Discussion: Vitamin B12 deficiency is usually associated with megaloblastic anemia. Pseudo-TMA secondary to severe vitamin B12 deficiency is an uncommon presentation that can mimic TMA present in TTP. Our patient presenting with thrombocytopenia, hemolytic anemia, and schistocytes raises concern for TTP however reticulocytopenia was not consistent with TTP. Low vitamin B12 level and further antibody testing subsequently confirmed pernicious anemia as the etiology of this patient’s TMA. Advanced pernicious anemia can lead to ineffective erythropoiesis which results in the production of poorly formed red blood cells that are more prone to lysis. This is known as intramedullary hemolysis and results in a severe anemia, thrombocytopenia, and fragile red blood cells that are easily sheared resulting in the production of schistocytes.

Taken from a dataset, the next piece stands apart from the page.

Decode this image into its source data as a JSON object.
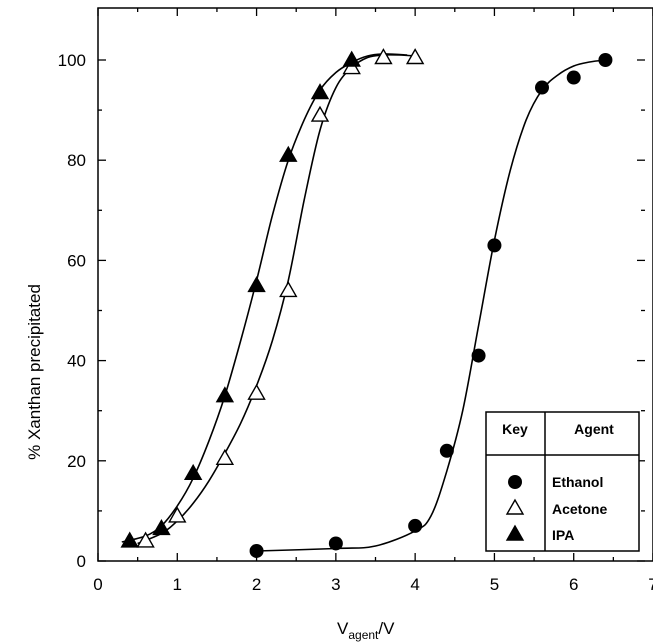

Conclusions: Although rare, vitamin B12 deficiency should be considered as an etiology in patients presenting with TMA in order to avoid misdiagnosis as TTP and prevent the initiation of aggressive and incorrect management such as plasmapheresis. Reticulocytopenia in the setting of hemolysis should alert physicians to consider other diagnoses.